A question came up recently on the Food and Feelings message board (http://groups.yahoo.com/group/foodandfeelings) about eating out of fear that you’ll be hungry later and won’t have food available. This automatic deprivational response is an excellent example of emotion based on irrational belief leading to dysfunctional behavior. (For further reading on fear and food, see my Food and Feelings Workbook.)

By the time we become adults, our fears are generally so long-standing that we don’t even recognize them as adaptive responses we learned in childhood. If you want to overcome an eating disorder, you not only have to notice how your fears drive your eating behaviors, but also understand how they came about. Fears of not being able to soothe, feed, or take care of yourself arise in two ways. We learn what is “right” for us by having our caretakers do things to and for us and internalizing this behavior. If they keep us warm, dry, fed, and soothed in childhood, we learn that it is possible to have our needs met and how to do it. If we don’t get our needs met, we become fearful that our needs are unmeetable.

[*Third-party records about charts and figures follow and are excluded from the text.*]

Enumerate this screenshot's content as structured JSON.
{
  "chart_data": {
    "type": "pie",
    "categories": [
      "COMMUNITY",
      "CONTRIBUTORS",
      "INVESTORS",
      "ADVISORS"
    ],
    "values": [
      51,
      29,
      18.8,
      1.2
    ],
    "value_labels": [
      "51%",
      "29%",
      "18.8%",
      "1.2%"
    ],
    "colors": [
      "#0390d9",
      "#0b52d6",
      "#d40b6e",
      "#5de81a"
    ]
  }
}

The second way we learn to fear that we can’t take care of ourselves is when we are older and are thwarted in trying to meet our needs. Maybe we’re hungry and there’s no food around or we ask for food but don’t receive it. Perhaps we’re even shamed for expressing our desires. Instead of recognizing that the need is valid and the response is invalid, we turn the situation around and come to believe that what we want is inappropriate or too much to ask. This is particularly true if we try hard to take care of our physical needs and are told (or it’s implied that) those needs are not appropriate.

When you fear being hungry, what are you really saying—that food won’t be available, you won’t have access to it, you’ll feel guilty about being hungry again, you shouldn’t want to fill your belly, you’re not capable of nourishing yourself, or you want too much?

If you wish to overcome your food fears, you have to understand the beliefs that underpin them. Make a list of a dozen beliefs about hunger and your ability to tend to it. Pay attention to cognitions that imply you can’t trust yourself, can’t be responsible for feeding yourself, or shouldn’t want food. Reframe all your irrational beliefs into ones that support the abundance of food in the world and underscore your ability to take care of yourself. Work on accepting that fear is not truth, but merely a perception that can be changed. Change your beliefs and free yourself from your fears about food.